The inscription on DR 26 consists of two lines of runic text designated as lines A and B in the younger futhark written in boustrophedon fashion on the granite stone, which is 2.36 meters in height. After each line is a depiction of a hammer, which has been interpreted as being Thor's hammer Mjöllnir. Thor's hammer was used on several memorial runestones in Sweden and Denmark, perhaps as a parallel to or a pagan reaction to the use of the cross by Christians. Other surviving runestones or inscriptions depicting Thor's hammer include runestones U 1161 in Altuna, Sö 86 in Åby, Sö 111 in Stenkvista, Vg 113 in Bjärby, Öl 1 in Karlevi, DR 48 in Skjern, DR 120 in Spentrup, and DR 331 in Gårdstånga. The depiction of the hammers on DR 26 are very similar to the hammer on DR 48. The inscription is classified as being carved in runestone style RAK, which is considered to be the oldest style. This is the classification for runic text bands with straight ends that do not have any attached serpent or beast heads. The stone was noted by Ole Worm as having been discovered around 1638 in a field north of Læborg. A portion of the top of the stone is damaged. A small fragment of the stone was discovered in 1888 and is inserted into the top of the B line of the text.
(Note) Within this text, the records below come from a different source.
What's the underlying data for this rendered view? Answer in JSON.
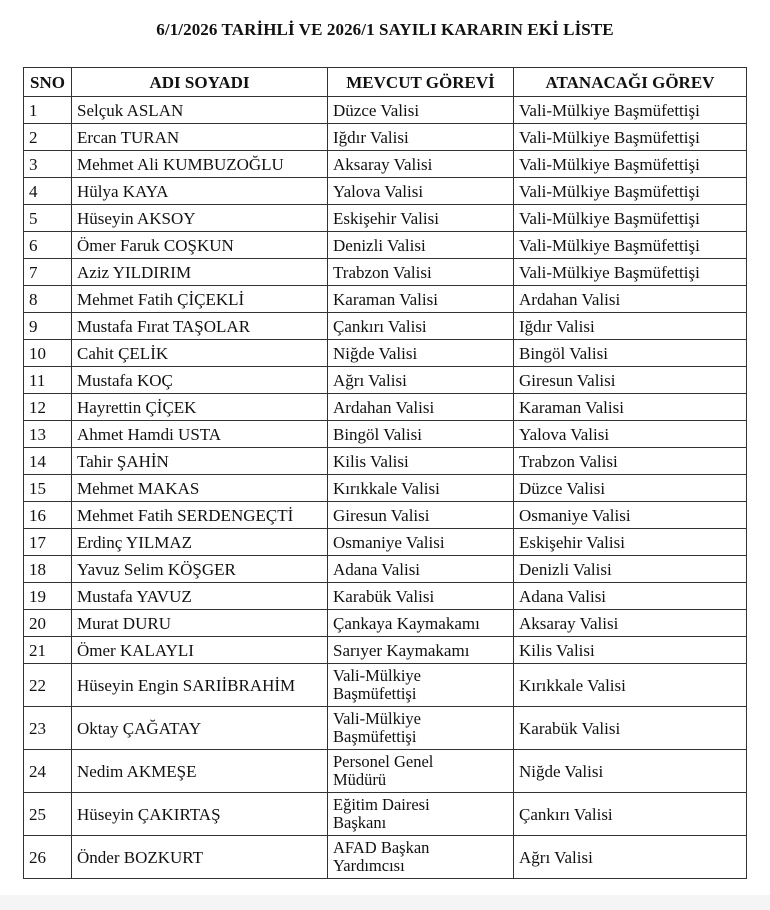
{
  "title": "6/1/2026 TARİHLİ VE 2026/1  SAYILI KARARIN EKİ LİSTE",
  "headers": [
    "SNO",
    "ADI SOYADI",
    "MEVCUT GÖREVİ",
    "ATANACAĞI GÖREV"
  ],
  "rows": [
    {
      "sno": "1",
      "name": "Selçuk ASLAN",
      "current": "Düzce Valisi",
      "new": "Vali-Mülkiye Başmüfettişi"
    },
    {
      "sno": "2",
      "name": "Ercan TURAN",
      "current": "Iğdır Valisi",
      "new": "Vali-Mülkiye Başmüfettişi"
    },
    {
      "sno": "3",
      "name": "Mehmet Ali KUMBUZOĞLU",
      "current": "Aksaray Valisi",
      "new": "Vali-Mülkiye Başmüfettişi"
    },
    {
      "sno": "4",
      "name": "Hülya KAYA",
      "current": "Yalova Valisi",
      "new": "Vali-Mülkiye Başmüfettişi"
    },
    {
      "sno": "5",
      "name": "Hüseyin AKSOY",
      "current": "Eskişehir Valisi",
      "new": "Vali-Mülkiye Başmüfettişi"
    },
    {
      "sno": "6",
      "name": "Ömer Faruk COŞKUN",
      "current": "Denizli Valisi",
      "new": "Vali-Mülkiye Başmüfettişi"
    },
    {
      "sno": "7",
      "name": "Aziz YILDIRIM",
      "current": "Trabzon Valisi",
      "new": "Vali-Mülkiye Başmüfettişi"
    },
    {
      "sno": "8",
      "name": "Mehmet Fatih ÇİÇEKLİ",
      "current": "Karaman Valisi",
      "new": "Ardahan Valisi"
    },
    {
      "sno": "9",
      "name": "Mustafa Fırat TAŞOLAR",
      "current": "Çankırı Valisi",
      "new": "Iğdır Valisi"
    },
    {
      "sno": "10",
      "name": "Cahit ÇELİK",
      "current": "Niğde Valisi",
      "new": "Bingöl Valisi"
    },
    {
      "sno": "11",
      "name": "Mustafa KOÇ",
      "current": "Ağrı Valisi",
      "new": "Giresun Valisi"
    },
    {
      "sno": "12",
      "name": "Hayrettin ÇİÇEK",
      "current": "Ardahan Valisi",
      "new": "Karaman Valisi"
    },
    {
      "sno": "13",
      "name": "Ahmet Hamdi USTA",
      "current": "Bingöl Valisi",
      "new": "Yalova Valisi"
    },
    {
      "sno": "14",
      "name": "Tahir ŞAHİN",
      "current": "Kilis Valisi",
      "new": "Trabzon Valisi"
    },
    {
      "sno": "15",
      "name": "Mehmet MAKAS",
      "current": "Kırıkkale Valisi",
      "new": "Düzce Valisi"
    },
    {
      "sno": "16",
      "name": "Mehmet Fatih SERDENGEÇTİ",
      "current": "Giresun Valisi",
      "new": "Osmaniye Valisi"
    },
    {
      "sno": "17",
      "name": "Erdinç YILMAZ",
      "current": "Osmaniye Valisi",
      "new": "Eskişehir Valisi"
    },
    {
      "sno": "18",
      "name": "Yavuz Selim KÖŞGER",
      "current": "Adana Valisi",
      "new": "Denizli Valisi"
    },
    {
      "sno": "19",
      "name": "Mustafa YAVUZ",
      "current": "Karabük Valisi",
      "new": "Adana Valisi"
    },
    {
      "sno": "20",
      "name": "Murat DURU",
      "current": "Çankaya Kaymakamı",
      "new": "Aksaray Valisi"
    },
    {
      "sno": "21",
      "name": "Ömer KALAYLI",
      "current": "Sarıyer Kaymakamı",
      "new": "Kilis Valisi"
    },
    {
      "sno": "22",
      "name": "Hüseyin Engin SARIİBRAHİM",
      "current1": "Vali-Mülkiye",
      "current2": "Başmüfettişi",
      "new": "Kırıkkale Valisi"
    },
    {
      "sno": "23",
      "name": "Oktay ÇAĞATAY",
      "current1": "Vali-Mülkiye",
      "current2": "Başmüfettişi",
      "new": "Karabük Valisi"
    },
    {
      "sno": "24",
      "name": "Nedim AKMEŞE",
      "current1": "Personel Genel",
      "current2": "Müdürü",
      "new": "Niğde Valisi"
    },
    {
      "sno": "25",
      "name": "Hüseyin ÇAKIRTAŞ",
      "current1": "Eğitim Dairesi",
      "current2": "Başkanı",
      "new": "Çankırı Valisi"
    },
    {
      "sno": "26",
      "name": "Önder BOZKURT",
      "current1": "AFAD Başkan",
      "current2": "Yardımcısı",
      "new": "Ağrı Valisi"
    }
  ]
}
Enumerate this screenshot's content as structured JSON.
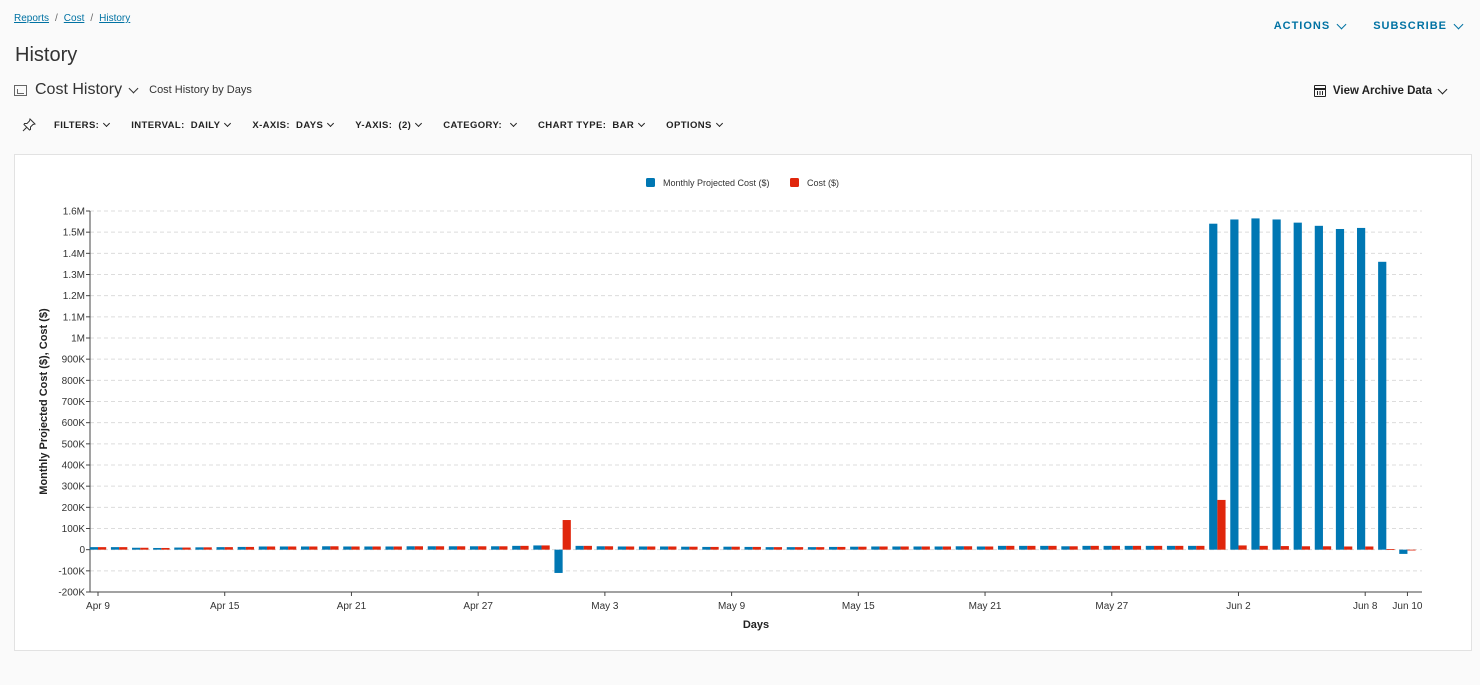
{
  "breadcrumb": {
    "items": [
      "Reports",
      "Cost",
      "History"
    ],
    "sep": "/"
  },
  "page": {
    "title": "History"
  },
  "actions": {
    "actions_label": "ACTIONS",
    "subscribe_label": "SUBSCRIBE"
  },
  "report": {
    "name": "Cost History",
    "subtitle": "Cost History by Days"
  },
  "archive": {
    "label": "View Archive Data"
  },
  "toolbar": {
    "filters": "FILTERS:",
    "interval": "INTERVAL:  DAILY",
    "xaxis": "X-AXIS:  DAYS",
    "yaxis": "Y-AXIS:  (2)",
    "category": "CATEGORY:",
    "chart_type": "CHART TYPE:  BAR",
    "options": "OPTIONS"
  },
  "colors": {
    "accent": "#0072a3",
    "series_blue": "#0077b3",
    "series_red": "#e0260c"
  },
  "chart_data": {
    "type": "bar",
    "xlabel": "Days",
    "ylabel": "Monthly Projected Cost ($), Cost ($)",
    "ylim": [
      -200000,
      1600000
    ],
    "yticks": [
      -200000,
      -100000,
      0,
      100000,
      200000,
      300000,
      400000,
      500000,
      600000,
      700000,
      800000,
      900000,
      1000000,
      1100000,
      1200000,
      1300000,
      1400000,
      1500000,
      1600000
    ],
    "ytick_labels": [
      "-200K",
      "-100K",
      "0",
      "100K",
      "200K",
      "300K",
      "400K",
      "500K",
      "600K",
      "700K",
      "800K",
      "900K",
      "1M",
      "1.1M",
      "1.2M",
      "1.3M",
      "1.4M",
      "1.5M",
      "1.6M"
    ],
    "x_tick_labels": [
      "Apr 9",
      "Apr 15",
      "Apr 21",
      "Apr 27",
      "May 3",
      "May 9",
      "May 15",
      "May 21",
      "May 27",
      "Jun 2",
      "Jun 8",
      "Jun 10"
    ],
    "legend_position": "top",
    "grid": true,
    "categories": [
      "Apr 9",
      "Apr 10",
      "Apr 11",
      "Apr 12",
      "Apr 13",
      "Apr 14",
      "Apr 15",
      "Apr 16",
      "Apr 17",
      "Apr 18",
      "Apr 19",
      "Apr 20",
      "Apr 21",
      "Apr 22",
      "Apr 23",
      "Apr 24",
      "Apr 25",
      "Apr 26",
      "Apr 27",
      "Apr 28",
      "Apr 29",
      "Apr 30",
      "May 1",
      "May 2",
      "May 3",
      "May 4",
      "May 5",
      "May 6",
      "May 7",
      "May 8",
      "May 9",
      "May 10",
      "May 11",
      "May 12",
      "May 13",
      "May 14",
      "May 15",
      "May 16",
      "May 17",
      "May 18",
      "May 19",
      "May 20",
      "May 21",
      "May 22",
      "May 23",
      "May 24",
      "May 25",
      "May 26",
      "May 27",
      "May 28",
      "May 29",
      "May 30",
      "May 31",
      "Jun 1",
      "Jun 2",
      "Jun 3",
      "Jun 4",
      "Jun 5",
      "Jun 6",
      "Jun 7",
      "Jun 8",
      "Jun 9",
      "Jun 10"
    ],
    "series": [
      {
        "name": "Monthly Projected Cost ($)",
        "color": "#0077b3",
        "values": [
          12000,
          12000,
          9000,
          8000,
          10000,
          11000,
          12000,
          13000,
          15000,
          15000,
          15000,
          16000,
          15000,
          15000,
          15000,
          16000,
          16000,
          16000,
          16000,
          16000,
          18000,
          20000,
          -110000,
          18000,
          16000,
          15000,
          15000,
          15000,
          14000,
          13000,
          14000,
          13000,
          12000,
          12000,
          12000,
          13000,
          14000,
          15000,
          15000,
          15000,
          15000,
          16000,
          15000,
          18000,
          18000,
          18000,
          16000,
          18000,
          18000,
          18000,
          18000,
          18000,
          18000,
          1540000,
          1560000,
          1565000,
          1560000,
          1545000,
          1530000,
          1515000,
          1520000,
          1360000,
          -20000
        ]
      },
      {
        "name": "Cost ($)",
        "color": "#e0260c",
        "values": [
          12000,
          12000,
          9000,
          8000,
          10000,
          11000,
          12000,
          13000,
          15000,
          15000,
          15000,
          16000,
          15000,
          15000,
          15000,
          16000,
          16000,
          16000,
          16000,
          16000,
          18000,
          20000,
          140000,
          18000,
          16000,
          15000,
          15000,
          15000,
          14000,
          13000,
          14000,
          13000,
          12000,
          12000,
          12000,
          13000,
          14000,
          15000,
          15000,
          15000,
          15000,
          16000,
          15000,
          18000,
          18000,
          18000,
          16000,
          18000,
          18000,
          18000,
          18000,
          18000,
          18000,
          235000,
          20000,
          18000,
          17000,
          16000,
          16000,
          15000,
          15000,
          3000,
          0
        ]
      }
    ]
  }
}
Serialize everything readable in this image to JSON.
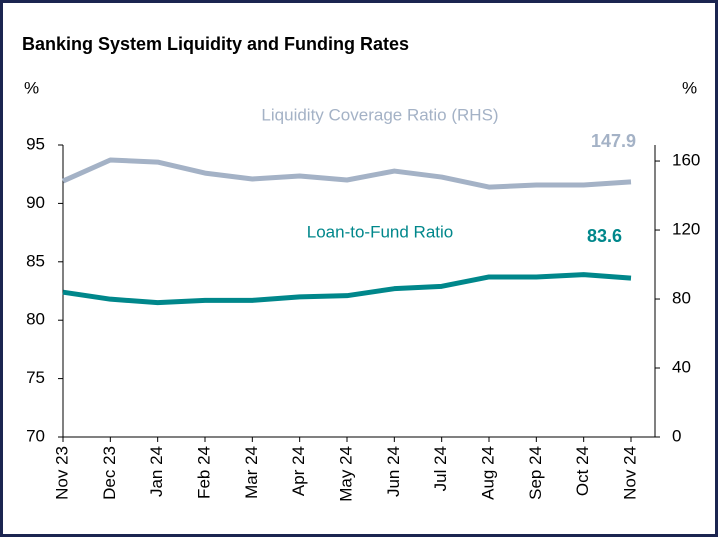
{
  "chart_data": {
    "type": "line",
    "title": "Banking System Liquidity and Funding Rates",
    "y_label": "%",
    "y2_label": "%",
    "categories": [
      "Nov 23",
      "Dec 23",
      "Jan 24",
      "Feb 24",
      "Mar 24",
      "Apr 24",
      "May 24",
      "Jun 24",
      "Jul 24",
      "Aug 24",
      "Sep 24",
      "Oct 24",
      "Nov 24"
    ],
    "series": [
      {
        "name": "Liquidity Coverage Ratio (RHS)",
        "color": "#a4b2c6",
        "axis": "y2",
        "values": [
          148.4,
          160.6,
          159.4,
          153.0,
          149.6,
          151.3,
          149.0,
          154.2,
          150.7,
          144.9,
          146.1,
          146.1,
          147.9
        ]
      },
      {
        "name": "Loan-to-Fund Ratio",
        "color": "#00878b",
        "values": [
          82.4,
          81.8,
          81.5,
          81.7,
          81.7,
          82.0,
          82.1,
          82.7,
          82.9,
          83.7,
          83.7,
          83.9,
          83.6
        ]
      }
    ],
    "ylim": [
      70,
      95
    ],
    "yticks": [
      70,
      75,
      80,
      85,
      90,
      95
    ],
    "y2lim": [
      0,
      169.3
    ],
    "y2ticks": [
      0,
      40,
      80,
      120,
      160
    ]
  }
}
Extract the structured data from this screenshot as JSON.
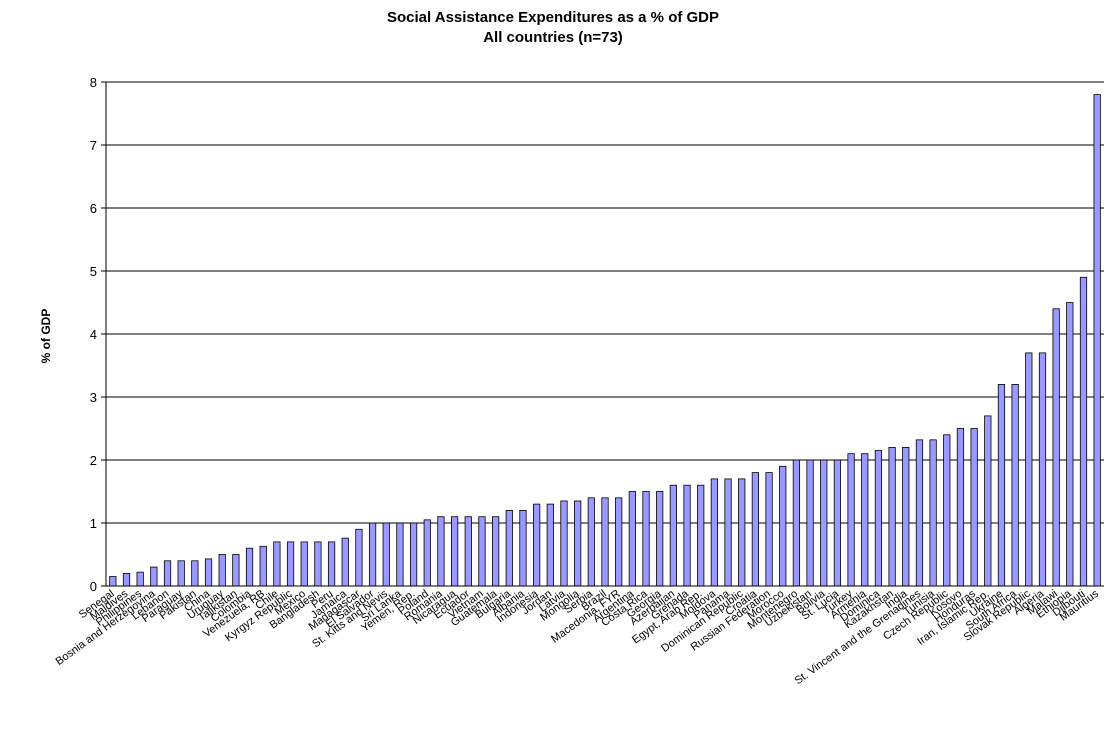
{
  "chart_data": {
    "type": "bar",
    "title": "Social Assistance Expenditures as a % of GDP",
    "subtitle": "All countries (n=73)",
    "ylabel": "% of GDP",
    "xlabel": "",
    "ylim": [
      0,
      8
    ],
    "yticks": [
      "0",
      "1",
      "2",
      "3",
      "4",
      "5",
      "6",
      "7",
      "8"
    ],
    "grid": true,
    "bar_color": "#9999ff",
    "categories": [
      "Senegal",
      "Maldives",
      "Philippines",
      "Bosnia and Herzegovina",
      "Lebanon",
      "Paraguay",
      "Pakistan",
      "China",
      "Uruguay",
      "Tajikistan",
      "Colombia",
      "Venezuela, RB",
      "Chile",
      "Kyrgyz Republic",
      "Mexico",
      "Bangladesh",
      "Peru",
      "Jamaica",
      "Madagascar",
      "El Salvador",
      "St. Kitts and Nevis",
      "Sri Lanka",
      "Yemen, Rep.",
      "Poland",
      "Romania",
      "Nicaragua",
      "Ecuador",
      "Vietnam",
      "Guatemala",
      "Bulgaria",
      "Albania",
      "Indonesia",
      "Jordan",
      "Latvia",
      "Mongolia",
      "Serbia",
      "Brazil",
      "Macedonia, FYR",
      "Argentina",
      "Costa Rica",
      "Georgia",
      "Azerbaijan",
      "Grenada",
      "Egypt, Arab Rep.",
      "Moldova",
      "Panama",
      "Dominican Republic",
      "Croatia",
      "Russian Federation",
      "Morocco",
      "Montenegro",
      "Uzbekistan",
      "Bolivia",
      "St. Lucia",
      "Turkey",
      "Armenia",
      "Dominica",
      "Kazakhstan",
      "India",
      "St. Vincent and the Grenadines",
      "Tunisia",
      "Czech Republic",
      "Kosovo",
      "Honduras",
      "Iran, Islamic Rep.",
      "Ukraine",
      "South Africa",
      "Slovak Republic",
      "Algeria",
      "Malawi",
      "Ethiopia",
      "Djibouti",
      "Mauritius"
    ],
    "values": [
      0.15,
      0.2,
      0.22,
      0.3,
      0.4,
      0.4,
      0.4,
      0.43,
      0.5,
      0.5,
      0.6,
      0.63,
      0.7,
      0.7,
      0.7,
      0.7,
      0.7,
      0.76,
      0.9,
      1.0,
      1.0,
      1.0,
      1.0,
      1.05,
      1.1,
      1.1,
      1.1,
      1.1,
      1.1,
      1.2,
      1.2,
      1.3,
      1.3,
      1.35,
      1.35,
      1.4,
      1.4,
      1.4,
      1.5,
      1.5,
      1.5,
      1.6,
      1.6,
      1.6,
      1.7,
      1.7,
      1.7,
      1.8,
      1.8,
      1.9,
      2.0,
      2.0,
      2.0,
      2.0,
      2.1,
      2.1,
      2.15,
      2.2,
      2.2,
      2.32,
      2.32,
      2.4,
      2.5,
      2.5,
      2.7,
      3.2,
      3.2,
      3.7,
      3.7,
      4.4,
      4.5,
      4.9,
      7.8
    ]
  }
}
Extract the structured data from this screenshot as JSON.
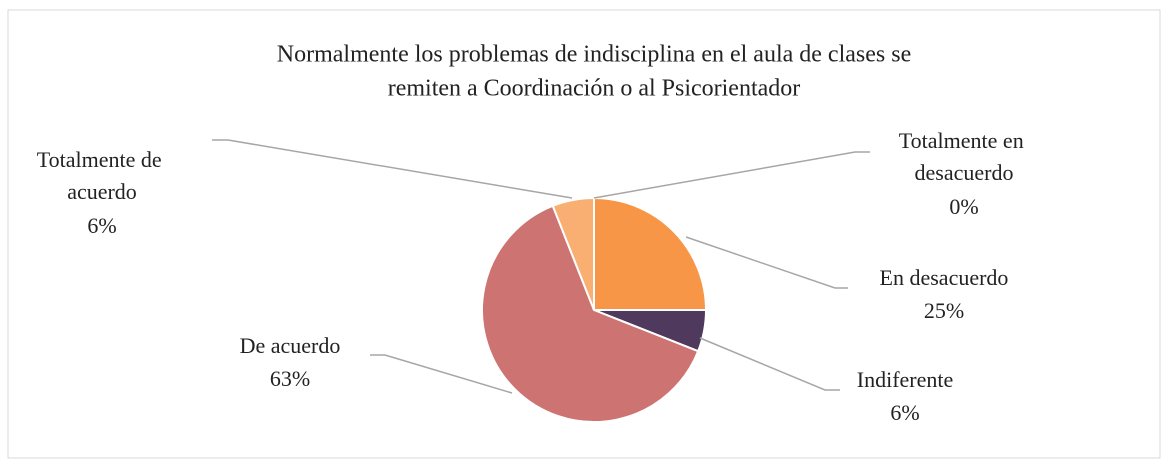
{
  "chart_data": {
    "type": "pie",
    "title": [
      "Normalmente los problemas de indisciplina en el aula de clases se",
      "remiten a Coordinación o al Psicorientador"
    ],
    "categories": [
      "Totalmente en desacuerdo",
      "En desacuerdo",
      "Indiferente",
      "De acuerdo",
      "Totalmente de acuerdo"
    ],
    "values": [
      0,
      25,
      6,
      63,
      6
    ],
    "value_labels": [
      "0%",
      "25%",
      "6%",
      "63%",
      "6%"
    ],
    "colors": [
      "#8064a2",
      "#f79646",
      "#4f3a5e",
      "#cd7371",
      "#f9ae72"
    ]
  }
}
The runic text states that the stone was raised by a man named Tófi in memory of a woman named Þyrvé, which is normalized as Thyrve and sometimes as Thorvi. Thyrve is described as being his trutnik, a word meaning the wife or descendant of a trutin or "lord," which is transcribed into Old Norse as drotning and often translated as "lady." This same word is also used on DR 134 in Ravnkilde and translated as "lady." Tófi and Thyrve are also associated with Danish runestone DR 29 in Bække, which records that Tófi created a mound in honor of Thyrve, and DR 40 in Randbøl is a stone raised by Tófi in memory of his assistant named Þorgunnr. Thyrve was a common name of the period, and a different woman of that name is recorded on the Danish runestone DR 97 in Ålum. Because DR 26 is dated based upon stylistic and linguistic analysis from 900 to 950 C.E., it may also be possible that the Thyrve of DR 26 might also be the same woman that is recorded on DR 41 and DR 42 in Jelling, which describe a Thyra who is the wife of king Gorm the Old. If these Thyrve are the same woman, then the runestones may be a record of a dispute regarding inheritance between two competing Danish families. However, most scholars believe that it is more likely that DR 26 along with DR 29 refer to a different woman with the same name than the Thyra noted on the Jelling Stones DR 41 and DR 42.

The stone is known locally as the Læborgsten.